I don't have strong views on how to scale metrics and log collection. In any case, we have been doing this remotely for a while now (using standard formats like gelf for logs), so whether things are aggregated per pod or more centrally doesn't make a big difference to the services themselves.

I am a bit more concerned about performance and reliability implications of adding indirections in the data path itself. TLS is supported by all major platforms we use, so we should be able to avoid indirections for that. The main requirement to enable this is centralized certificate management, and exposing certs to services in a standardized manner, often via env vars.

On the metrics side, we standardised on the StatsD format, but +1 on using Prometheus. We might want to use Prometheus directly from Node.JS (more involved) or simply use the StatsD exporter for Prometheus.

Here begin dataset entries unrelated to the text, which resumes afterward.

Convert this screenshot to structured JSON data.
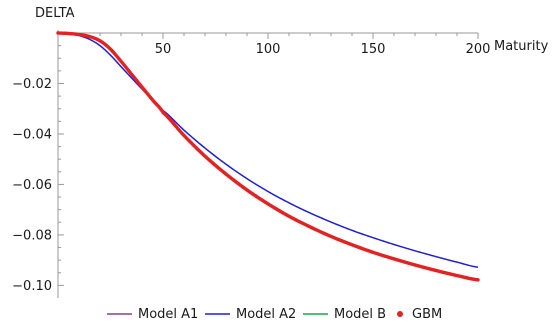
{
  "chart_data": {
    "type": "line",
    "ylabel": "DELTA",
    "xlabel": "Maturity",
    "xlim": [
      0,
      200
    ],
    "ylim": [
      -0.105,
      0
    ],
    "x_ticks": [
      50,
      100,
      150,
      200
    ],
    "y_ticks": [
      -0.02,
      -0.04,
      -0.06,
      -0.08,
      -0.1
    ],
    "x_tick_labels": [
      "50",
      "100",
      "150",
      "200"
    ],
    "y_tick_labels": [
      "-0.02",
      "-0.04",
      "-0.06",
      "-0.08",
      "-0.10"
    ],
    "grid": false,
    "legend_position": "bottom",
    "x": [
      0,
      5,
      10,
      15,
      20,
      25,
      30,
      35,
      40,
      45,
      50,
      60,
      70,
      80,
      90,
      100,
      110,
      120,
      130,
      140,
      150,
      160,
      170,
      180,
      190,
      200
    ],
    "series": [
      {
        "name": "Model A1",
        "color": "#8a3d96",
        "style": "line",
        "values": [
          0,
          -0.0002,
          -0.0006,
          -0.0014,
          -0.0031,
          -0.0064,
          -0.0112,
          -0.0163,
          -0.0214,
          -0.0265,
          -0.0315,
          -0.0406,
          -0.0488,
          -0.0559,
          -0.0622,
          -0.0677,
          -0.0726,
          -0.0768,
          -0.0806,
          -0.0839,
          -0.0869,
          -0.0895,
          -0.0919,
          -0.0941,
          -0.0961,
          -0.0978
        ]
      },
      {
        "name": "Model A2",
        "color": "#1f1fd6",
        "style": "line",
        "values": [
          0,
          -0.0003,
          -0.001,
          -0.0025,
          -0.005,
          -0.0088,
          -0.0133,
          -0.0178,
          -0.0222,
          -0.0266,
          -0.0307,
          -0.0385,
          -0.0456,
          -0.052,
          -0.0577,
          -0.0628,
          -0.0673,
          -0.0713,
          -0.0749,
          -0.0782,
          -0.0811,
          -0.0838,
          -0.0863,
          -0.0886,
          -0.0908,
          -0.0928
        ]
      },
      {
        "name": "Model B",
        "color": "#22a83a",
        "style": "line",
        "values": [
          0,
          -0.0002,
          -0.0006,
          -0.0014,
          -0.0031,
          -0.0064,
          -0.0112,
          -0.0163,
          -0.0214,
          -0.0265,
          -0.0315,
          -0.0406,
          -0.0488,
          -0.0559,
          -0.0622,
          -0.0677,
          -0.0726,
          -0.0768,
          -0.0806,
          -0.0839,
          -0.0869,
          -0.0895,
          -0.0919,
          -0.0941,
          -0.0961,
          -0.0978
        ]
      },
      {
        "name": "GBM",
        "color": "#e32222",
        "style": "points",
        "values": [
          0,
          -0.0002,
          -0.0006,
          -0.0014,
          -0.0031,
          -0.0064,
          -0.0112,
          -0.0163,
          -0.0214,
          -0.0265,
          -0.0315,
          -0.0406,
          -0.0488,
          -0.0559,
          -0.0622,
          -0.0677,
          -0.0726,
          -0.0768,
          -0.0806,
          -0.0839,
          -0.0869,
          -0.0895,
          -0.0919,
          -0.0941,
          -0.0961,
          -0.0978
        ]
      }
    ]
  }
}
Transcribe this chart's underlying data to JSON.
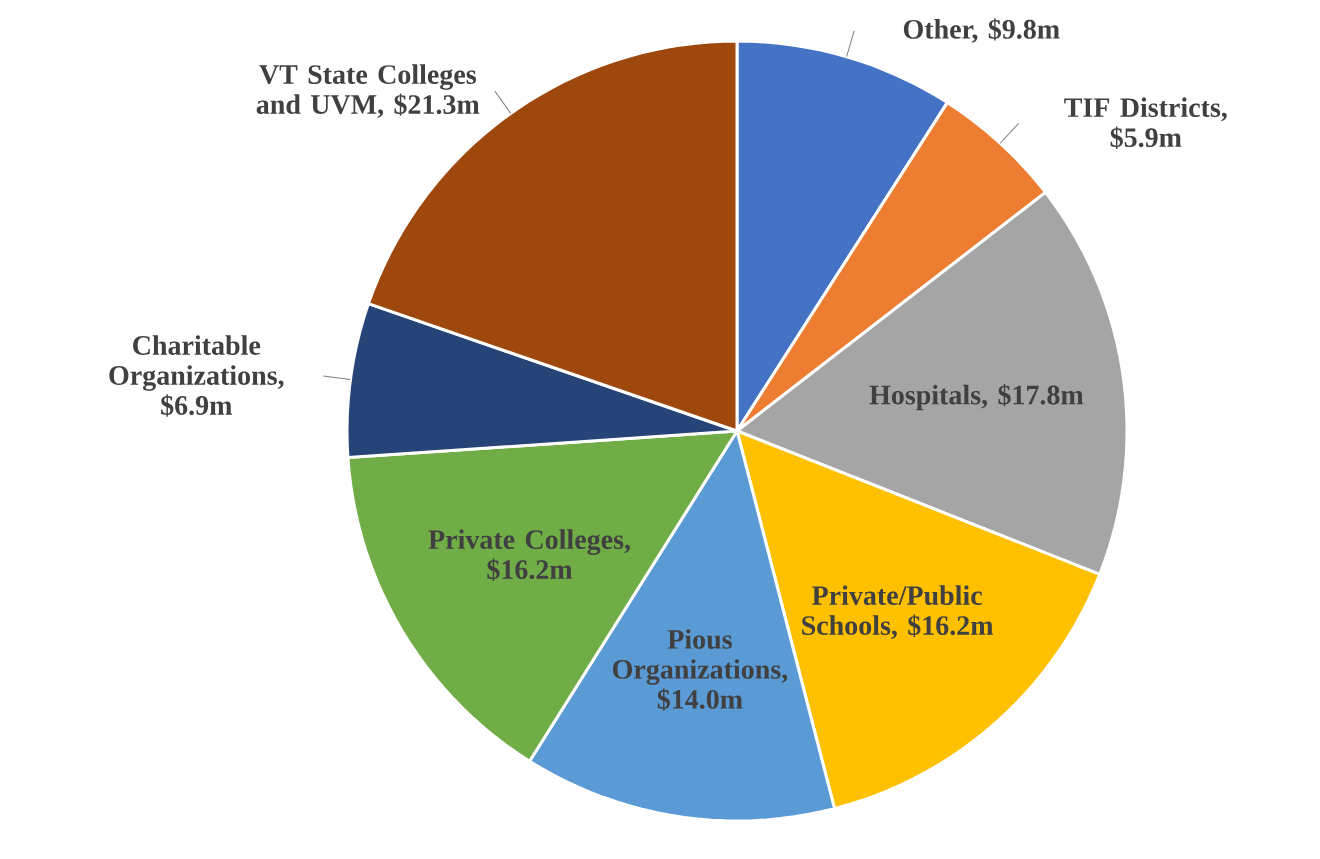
{
  "chart_data": {
    "type": "pie",
    "categories": [
      "Other, $9.8m",
      "TIF Districts, $5.9m",
      "Hospitals, $17.8m",
      "Private/Public Schools, $16.2m",
      "Pious Organizations, $14.0m",
      "Private Colleges, $16.2m",
      "Charitable Organizations, $6.9m",
      "VT State Colleges and UVM, $21.3m"
    ],
    "values": [
      9.8,
      5.9,
      17.8,
      16.2,
      14.0,
      16.2,
      6.9,
      21.3
    ],
    "colors": [
      "#4472c4",
      "#ed7d31",
      "#a5a5a5",
      "#ffc000",
      "#5b9bd5",
      "#70ad47",
      "#264478",
      "#9e480e"
    ]
  }
}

+1 on statsd_exporter for existing services to ease the transition, note however that the statsd -> prometheus metrics translation can't be automatic, thus a mapping between the two will need to be maintained by the service as outlined here: https://github.com/prometheus/statsd_exporter#metric-mapping-and-configuration . Long term I think a prometheus client in the service will be more maintainable. Only slightly related to the discussion but http://swaggerstats.io/ might come handy too in certain cases.

I am a bit more concerned about performance and reliability implications of adding indirections in the data path itself. TLS is supported by all major platforms we use, so we should be able to avoid indirections for that. The main requirement to enable this is centralized certificate management, and exposing certs to services in a standardized manner, often via env vars.

Envoy (the component istio uses for proxying) has been built expressly with low latencies and reliability in mind. Advantages like automatic telemetry of every endpoint, auto-discovery of other services, automatic management/rotation of TLS credentials are more than a nice plus.

Add to this the fact we'd have one single, and modern, TLS stack to care about/tune instead of having the need to check settings for several different platforms, and I think this is a net gain.

If you want you can read more about Envoy here https://lyft.github.io/envoy/ and about its use in istio here: https://istio.io/docs/concepts/traffic-management/overview.html

Even if we decide not to go with a full blown adoption of istio, having a TLS terminator/telemetry collector like envoy still has value by standardizing the environment across languages/platforms

FTR +1. Let's take a good look at envoy

We've built the containers for logging and metrics reporting, and designed how to unclude them into the standard pod setup.

While I consider the part of this ticket relevant to the Ops Q1 goal solved, we still have parts that we need to work on, specifically:

  • A helm manifest template that includes these manifests in a standard pod for production and staging, and not in development
  • Envoy and/or istio, which are a huge separated topic.